One evening when I was already ordained I was washing the dishes at home with my mother and asked her how she had come to marry my father. One aspect of the story still makes me smile. My Dad was a very honourable person. His best friend, who was also his best man at his wedding, was Matt McKenna. Matt was only 43 when he died. He and my father used to go on summer holidays together. My father judged that he was spending too much time with Matt and was neglecting his girlfriend - so he dropped the latter! Some time later she was given two tickets for a formal dance and asked her mother, later to be my Granny Collins, what she should do. 'Invite Joe', was her mother's response. 'Joe' was the nickname she knew  my father by.
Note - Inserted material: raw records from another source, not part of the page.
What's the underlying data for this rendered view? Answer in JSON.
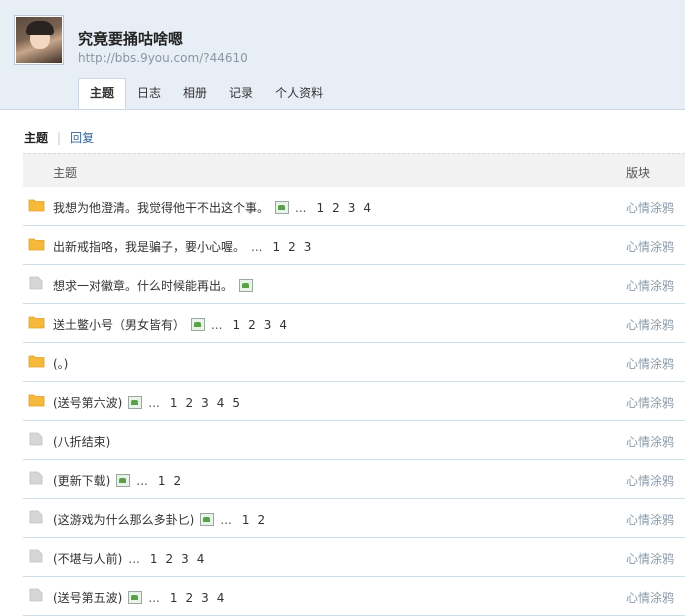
{
  "header": {
    "space_name": "究竟要捅咕啥嗯",
    "url": "http://bbs.9you.com/?44610"
  },
  "tabs": [
    {
      "label": "主题",
      "active": true
    },
    {
      "label": "日志",
      "active": false
    },
    {
      "label": "相册",
      "active": false
    },
    {
      "label": "记录",
      "active": false
    },
    {
      "label": "个人资料",
      "active": false
    }
  ],
  "subnav": {
    "current": "主题",
    "separator": "|",
    "link": "回复"
  },
  "table": {
    "col_title": "主题",
    "col_forum": "版块"
  },
  "threads": [
    {
      "title": "我想为他澄清。我觉得他干不出这个事。",
      "icon": "folder-orange",
      "has_image": true,
      "pages": [
        "1",
        "2",
        "3",
        "4"
      ],
      "forum": "心情涂鸦"
    },
    {
      "title": "出新戒指咯，我是骗子，要小心喔。",
      "icon": "folder-orange",
      "has_image": false,
      "pages": [
        "1",
        "2",
        "3"
      ],
      "forum": "心情涂鸦"
    },
    {
      "title": "想求一对徽章。什么时候能再出。",
      "icon": "folder-gray",
      "has_image": true,
      "pages": [],
      "forum": "心情涂鸦"
    },
    {
      "title": "送土鳖小号（男女皆有）",
      "icon": "folder-orange",
      "has_image": true,
      "pages": [
        "1",
        "2",
        "3",
        "4"
      ],
      "forum": "心情涂鸦"
    },
    {
      "title": "(。)",
      "icon": "folder-orange",
      "has_image": false,
      "pages": [],
      "forum": "心情涂鸦"
    },
    {
      "title": "(送号第六波)",
      "icon": "folder-orange",
      "has_image": true,
      "pages": [
        "1",
        "2",
        "3",
        "4",
        "5"
      ],
      "forum": "心情涂鸦"
    },
    {
      "title": "(八折结束)",
      "icon": "folder-gray",
      "has_image": false,
      "pages": [],
      "forum": "心情涂鸦"
    },
    {
      "title": "(更新下载)",
      "icon": "folder-gray",
      "has_image": true,
      "pages": [
        "1",
        "2"
      ],
      "forum": "心情涂鸦"
    },
    {
      "title": "(这游戏为什么那么多卦匕)",
      "icon": "folder-gray",
      "has_image": true,
      "pages": [
        "1",
        "2"
      ],
      "forum": "心情涂鸦"
    },
    {
      "title": "(不堪与人前)",
      "icon": "folder-gray",
      "has_image": false,
      "pages": [
        "1",
        "2",
        "3",
        "4"
      ],
      "forum": "心情涂鸦"
    },
    {
      "title": "(送号第五波)",
      "icon": "folder-gray",
      "has_image": true,
      "pages": [
        "1",
        "2",
        "3",
        "4"
      ],
      "forum": "心情涂鸦"
    }
  ],
  "ellipsis": "...",
  "colors": {
    "header_bg": "#e8eef6",
    "folder_orange": "#f6b93b",
    "folder_gray": "#d6d6d6",
    "forum_text": "#8a9aa8",
    "link": "#336699"
  }
}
So she did and they would have been dressed like Fred and Ginger in the video above for the occasion when they reestablished their relationship.

I'm grateful to God for the advice Granny Collins gave to her daughter, for the dancing that led my parents to the altar, for their giving life to me and to my brother Paddy and for the fact that I never had any doubts about the commitment they made to each other on 6 July 1942, a commitment that Irving Berlin captures in his song.
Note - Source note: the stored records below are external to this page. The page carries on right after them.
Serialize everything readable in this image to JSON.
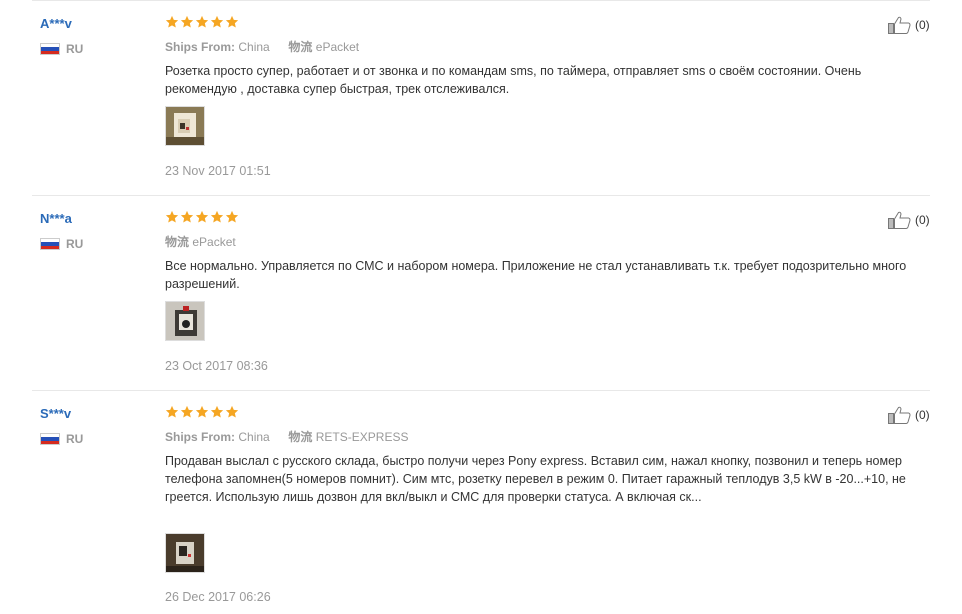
{
  "reviews": [
    {
      "user": "A***v",
      "country": "RU",
      "stars": 5,
      "ships_from_label": "Ships From:",
      "ships_from_value": "China",
      "logistics_label": "物流",
      "logistics_value": "ePacket",
      "text": "Розетка просто супер, работает и от звонка и по командам sms, по таймера, отправляет sms о своём состоянии. Очень рекомендую , доставка супер быстрая, трек отслеживался.",
      "date": "23 Nov 2017 01:51",
      "likes": "(0)"
    },
    {
      "user": "N***a",
      "country": "RU",
      "stars": 5,
      "logistics_label": "物流",
      "logistics_value": "ePacket",
      "text": "Все нормально. Управляется по СМС и набором номера. Приложение не стал устанавливать т.к. требует подозрительно много разрешений.",
      "date": "23 Oct 2017 08:36",
      "likes": "(0)"
    },
    {
      "user": "S***v",
      "country": "RU",
      "stars": 5,
      "ships_from_label": "Ships From:",
      "ships_from_value": "China",
      "logistics_label": "物流",
      "logistics_value": "RETS-EXPRESS",
      "text": "Продаван выслал с русского склада, быстро получи через Pony express. Вставил сим, нажал кнопку, позвонил и теперь номер телефона запомнен(5 номеров помнит). Сим мтс, розетку перевел в режим 0. Питает гаражный теплодув 3,5 kW в -20...+10, не греется. Использую лишь дозвон для вкл/выкл и СМС для проверки статуса. А включая ск...",
      "date": "26 Dec 2017 06:26",
      "likes": "(0)"
    }
  ],
  "colors": {
    "star": "#f5a623",
    "user": "#2a6ab8",
    "muted": "#999999"
  },
  "icons": {
    "rating": "star-icon",
    "like": "thumbs-up-icon",
    "flag": "russia-flag-icon"
  }
}
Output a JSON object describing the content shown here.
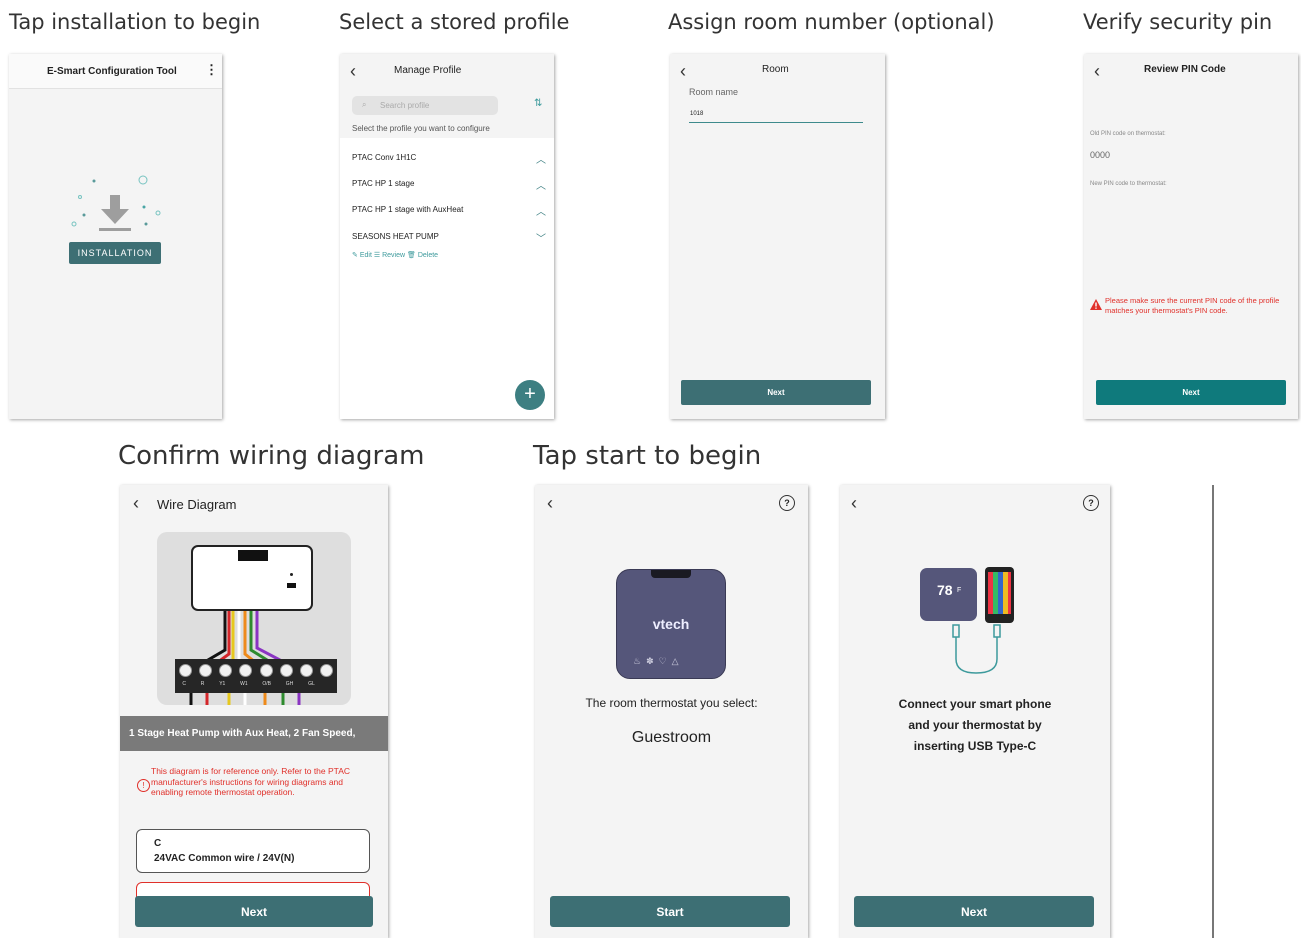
{
  "captions": {
    "c1": "Tap installation to begin",
    "c2": "Select a stored profile",
    "c3": "Assign room number (optional)",
    "c4": "Verify security pin",
    "c5": "Confirm wiring diagram",
    "c6": "Tap start to begin"
  },
  "screen1": {
    "title": "E-Smart Configuration Tool",
    "install_label": "INSTALLATION"
  },
  "screen2": {
    "title": "Manage Profile",
    "search_placeholder": "Search profile",
    "hint": "Select the profile you want to configure",
    "profiles": [
      "PTAC Conv 1H1C",
      "PTAC HP 1 stage",
      "PTAC HP 1 stage with AuxHeat",
      "SEASONS HEAT PUMP"
    ],
    "actions": {
      "edit": "Edit",
      "review": "Review",
      "delete": "Delete"
    }
  },
  "screen3": {
    "title": "Room",
    "field_label": "Room name",
    "field_value": "1018",
    "next": "Next"
  },
  "screen4": {
    "title": "Review PIN Code",
    "old_label": "Old PIN code on thermostat:",
    "old_value": "0000",
    "new_label": "New PIN code to thermostat:",
    "warning": "Please make sure the current PIN code of the profile matches your thermostat's PIN code.",
    "next": "Next"
  },
  "screen5": {
    "title": "Wire Diagram",
    "terminals": [
      "C",
      "R",
      "Y1",
      "W1",
      "O/B",
      "GH",
      "GL",
      ""
    ],
    "wire_colors": [
      "#111111",
      "#d4262a",
      "#e6c81e",
      "#ffffff",
      "#ee8a1a",
      "#2e8b2e",
      "#8a34c2"
    ],
    "banner": "1 Stage Heat Pump with Aux Heat, 2 Fan Speed,",
    "note": "This diagram is for reference only. Refer to the PTAC manufacturer's instructions for wiring diagrams and enabling remote thermostat operation.",
    "card_title": "C",
    "card_desc": "24VAC Common wire / 24V(N)",
    "next": "Next"
  },
  "screen6": {
    "brand": "vtech",
    "label": "The room thermostat you select:",
    "value": "Guestroom",
    "start": "Start"
  },
  "screen7": {
    "thermo_temp": "78",
    "thermo_unit": "F",
    "text_lines": [
      "Connect your smart phone",
      "and your thermostat by",
      "inserting USB Type-C"
    ],
    "next": "Next"
  },
  "colors": {
    "accent": "#3d6f74",
    "accent_dark": "#0f7a7c",
    "warning": "#e0302a",
    "teal": "#3d9a9c"
  }
}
My mother died in her sleep on 29 April 1970. She had given my father a new suit as a Silver Wedding Anniversary gift in 1967. He was always slow to use something new. He wore the suit for the first time at my mother's funeral. He died suddenly on 11 August 1987. May they and their parents, Nicholas and Jane Coyle, William Patrick and Annie Collins, rest in peace.


4 comments:

aodhan43 said...

A Athair Sheáin a chara, chuir do scéal faoi do thuismitheoirí gliondar craoi ionam. Bhí Scéal Grá ionntach acu agus is trua nach mhair siad níos fuide. Is éasca tú a aithint ó d'athair agus tá an mion gháire céanna agaibh beirt. Go ndéana Dia trócaire orthu beirt.
Aodhán.

Fr Seán Coyle said...

Go raibh míle maith agat, a Aodháin.

Aodhán, who was at school with me, expresses in Irish his joy of heart reading the story of my parents’ wonderful love story. It is a pity they didn’t live longer, he writes. He also notes that it’s easy to recognize me from my father and that we both have the same smile. May God have mercy on them both.

Carmela Ariza said...

You look like your father - fr. sean...thanks for sharing this story....

Crux Fidelis said...

Thanks for that, Fr Seán. My grandparents John and Mary (née Maguire) Gallagher were married one hundred years ago this coming Friday (13th July). Like your father my granddad was a carpenter (as was my father). Sadly, I never knew him as he died before I was born. My grandmother, however, was a big part of our lives. A marvellous woman with a great faith, she lived to the venerable age of ninety two. Requiescant in Pace.